Vendée

Distribution

La poissonnerie en ligne O’Poisson s’engage à vendre des colis recyclables

Par Cyril Raineau, le 15 juin 2022

La poissonnerie en ligne Ô'Poisson s’engage sur deux objectifs en 2022 et 2023 : des colis intégralement recyclables et davantage de produits issus de la pêche française. La PME de 14 collaborateurs située à la criée des Sables d’Olonne (Vendée) fait du "raisonné raisonnable" son credo.

Caroline Hennequin : "Cela fait partie de nos valeurs de mettre en avant la pêche française."
Caroline Hennequin : "Cela fait partie de nos valeurs de mettre en avant la pêche française." — Photo : Cyril Raineau

Depuis sa création en 2014 à Orvault près de Nantes avant de migrer à la criée des Sables d’Olonne en Vendée en 2018, la poissonnerie en ligne Ô’Poisson navigue sur des eaux porteuses. "Nous sommes en croissance depuis nos débuts", se félicite la co-directrice Caroline Hennequin, associée avec ses deux cousins Maxime et Benjamin. La période Covid "qui a démocratisé la livraison du frais à domicile" a eu un effet accélérateur. En 2021, le chiffre d’affaires de la PME de 14 collaborateurs atteignait plus de 2 millions d’euros pour 800 000 euros en 2018.

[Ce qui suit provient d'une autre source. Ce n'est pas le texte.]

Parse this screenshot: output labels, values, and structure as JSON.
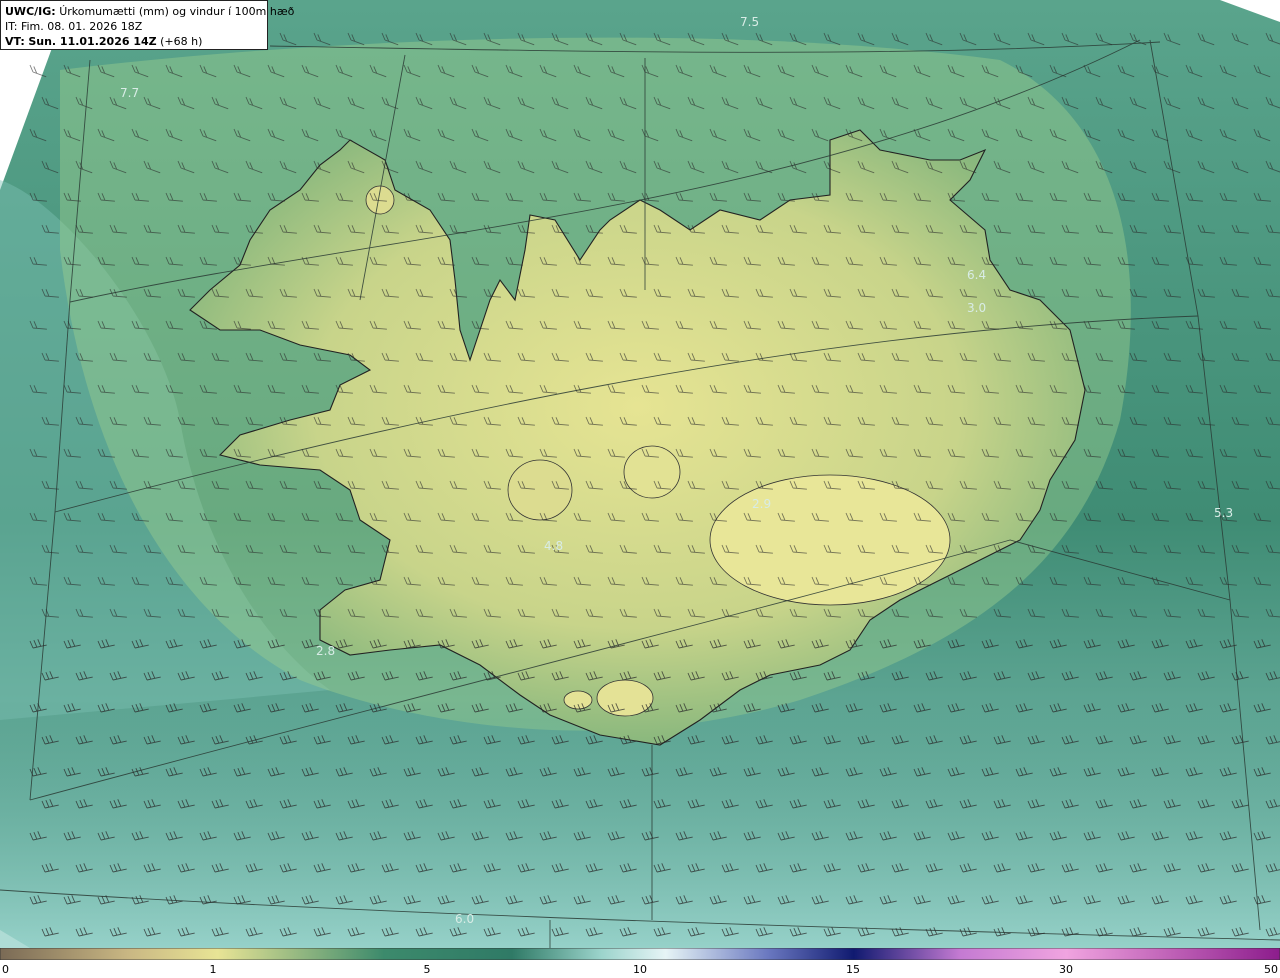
{
  "header": {
    "model": "UWC/IG:",
    "title": "Úrkomumætti (mm) og vindur í 100m hæð",
    "it_label": "IT:",
    "it_value": "Fim. 08. 01. 2026 18Z",
    "vt_label": "VT:",
    "vt_value": "Sun. 11.01.2026 14Z",
    "vt_lead": "(+68 h)"
  },
  "colorbar": {
    "ticks": [
      "0",
      "1",
      "5",
      "10",
      "15",
      "30",
      "50"
    ],
    "colors": [
      "#7a6a55",
      "#c9b783",
      "#e8e495",
      "#3c8a6c",
      "#2f7a66",
      "#9cd4cc",
      "#e6f4f6",
      "#6a78c0",
      "#101a70",
      "#c47ad2",
      "#f0a4e0",
      "#8c1c8c"
    ]
  },
  "map_labels": [
    "7.5",
    "7.7",
    "6.4",
    "3.0",
    "5.3",
    "4.8",
    "2.8",
    "6.0",
    "2.9"
  ]
}
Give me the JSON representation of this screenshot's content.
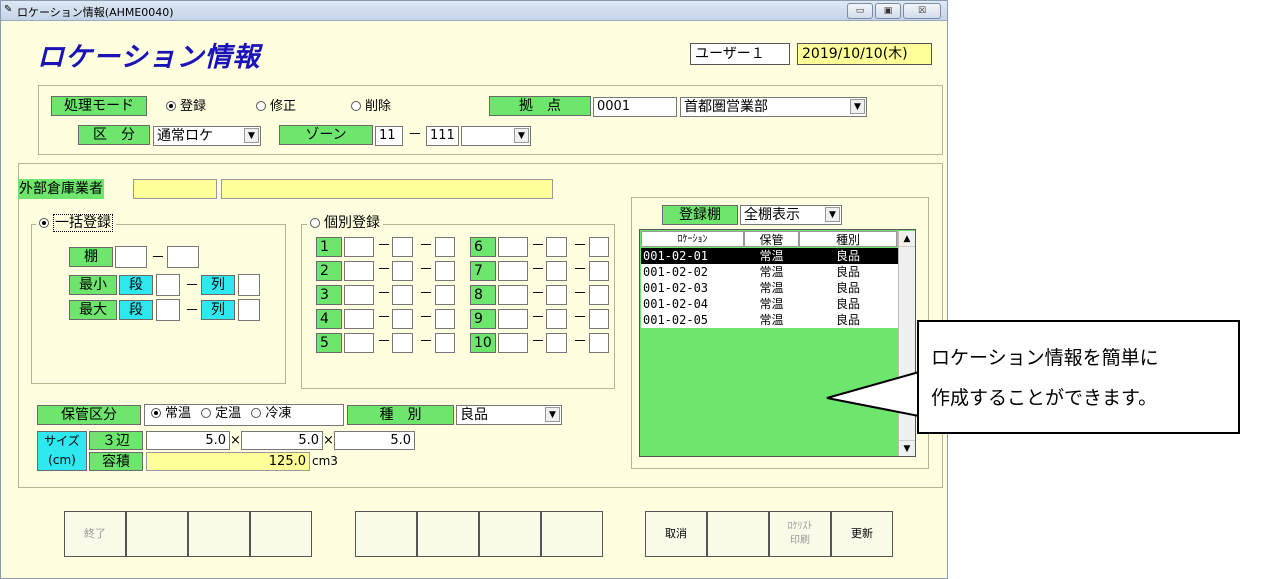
{
  "window": {
    "title": "ロケーション情報(AHME0040)",
    "controls": {
      "minimize": "▭",
      "maximize": "▣",
      "close": "☒"
    }
  },
  "header": {
    "app_title": "ロケーション情報",
    "user": "ユーザー１",
    "date": "2019/10/10(木)"
  },
  "top_panel": {
    "mode_label": "処理モード",
    "modes": [
      "登録",
      "修正",
      "削除"
    ],
    "selected_mode": "登録",
    "base_label": "拠　点",
    "base_code": "0001",
    "base_name": "首都圏営業部",
    "kubun_label": "区　分",
    "kubun_value": "通常ロケ",
    "zone_label": "ゾーン",
    "zone_from": "11",
    "zone_dash": "－",
    "zone_to": "111"
  },
  "main_panel": {
    "ext_warehouse_label": "外部倉庫業者",
    "bulk": {
      "caption": "一括登録",
      "shelf_label": "棚",
      "min_label": "最小",
      "max_label": "最大",
      "dan_label": "段",
      "retsu_label": "列",
      "dash": "－"
    },
    "individual": {
      "caption": "個別登録",
      "rows": [
        "1",
        "2",
        "3",
        "4",
        "5",
        "6",
        "7",
        "8",
        "9",
        "10"
      ],
      "dash": "－"
    },
    "storage": {
      "label": "保管区分",
      "options": [
        "常温",
        "定温",
        "冷凍"
      ],
      "selected": "常温",
      "type_label": "種　別",
      "type_value": "良品"
    },
    "size": {
      "size_label": "サイズ",
      "cm_label": "(cm)",
      "three_sides_label": "３辺",
      "volume_label": "容積",
      "w": "5.0",
      "d": "5.0",
      "h": "5.0",
      "times": "×",
      "volume": "125.0",
      "volume_unit": "cm3"
    }
  },
  "shelf_list": {
    "label": "登録棚",
    "filter": "全棚表示",
    "columns": [
      "ﾛｹｰｼｮﾝ",
      "保管",
      "種別"
    ],
    "rows": [
      [
        "001-02-01",
        "常温",
        "良品"
      ],
      [
        "001-02-02",
        "常温",
        "良品"
      ],
      [
        "001-02-03",
        "常温",
        "良品"
      ],
      [
        "001-02-04",
        "常温",
        "良品"
      ],
      [
        "001-02-05",
        "常温",
        "良品"
      ]
    ]
  },
  "callout": {
    "line1": "ロケーション情報を簡単に",
    "line2": "作成することができます。"
  },
  "footer": {
    "end": "終了",
    "cancel": "取消",
    "print_line1": "ﾛｹﾘｽﾄ",
    "print_line2": "印刷",
    "update": "更新"
  },
  "colors": {
    "title_blue": "#1a14b8",
    "label_green": "#6ee66e",
    "label_cyan": "#2ee8f0",
    "background": "#ffffe0",
    "highlight_yellow": "#ffff99"
  }
}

"Mettre en avant la pêche française fait partie de nos valeurs"

L’entreprise ne regarde pas seulement cet indicateur pour mesurer son développement. Elle s’attache aussi à proposer une consommation durable. Ô Poisson s’adresse aux professionnels de la distribution, que ce soit des enseignes de producteurs, des sites en ligne de vente de produits frais… Mais la plus grosse part de son activité (fluctuante selon les saisons) est à destination des particuliers.

Poissons entiers ou en filets, coquillages ou crustacés, gamme épicerie de la mer (dont la quasi-totalité provient de producteurs vendéens) : tous ces produits sont livrés en 24 heures ou 48 heures pour les régions les plus éloignées.

Si, en 2022, 70 % des produits vendus sont pêchés ou élevés en France (majoritairement provenant de la côte allant du Pays basque à Boulogne-sur-Mer dans le Pas de Calais) l’objectif est d’atteindre les 80 % en 2023. "Mettre en avant la pêche française fait partie de nos valeurs, résume Caroline Hennequin. Notre ambition initiale était de nous concentrer sur le local, mais nous tourner seulement vers les Sables d’Olonne aurait conduit à moins de diversité dans nos produits, ce n’était pas possible." Quant à ce qui n’est pas français dans ses gammes, "à 99,9 % nous travaillons avec des produits européens."

Un partenariat pour accentuer sa présence en région parisienne

L’un des autres pans de son axe "consommation durable" concerne les emballages. La poissonnerie en ligne s’oriente vers un colis 100 % recyclable d’ici fin 2022. À ce jour, les pochettes sous vides recyclables représentent 30 % des emballages. Le nantais Foodinnov travaille sur ce projet depuis 3 ans, projet qui a été freiné par le Covid. Exit aussi la caisse en polystyrène ou même la pochette en aluminium des débuts, pour laisser place à un carton classique réutilisable (ou recyclable). Enfin, les pains de glace peuvent être réexpédiés gratuitement par le client et "nos fournisseurs ne nous envoient plus de caisse en polystyrène mais des bacs consignés."

Pour la livraison de ses colis, Ô Poisson fait appel à Chronofresh, un service développé par Chronopost et seul acteur expédiant du frais chez les particuliers en France. "Nous souhaiterions être présents au Luxembourg ou en Belgique, mais Chronofresh ne s’engage pas sur des livraisons à l’étranger pour des produits ayant des dates limites de consommation courtes", déplore la dirigeante.

Prenant son mal en patiente, la PME recherche de nouveaux axes de développements et partenaires. Ce sera le cas avec Fresh Colis qui dispose de 70 points relais en région parisienne avec un stockage du frais possible. Ils permettent ainsi au client d’éviter de rester à leur domicile à attendre le colis. Cette nouvelle offre sera disponible en juillet sur le site internet de Ô Poisson, qui effectuera sa mue fin octobre.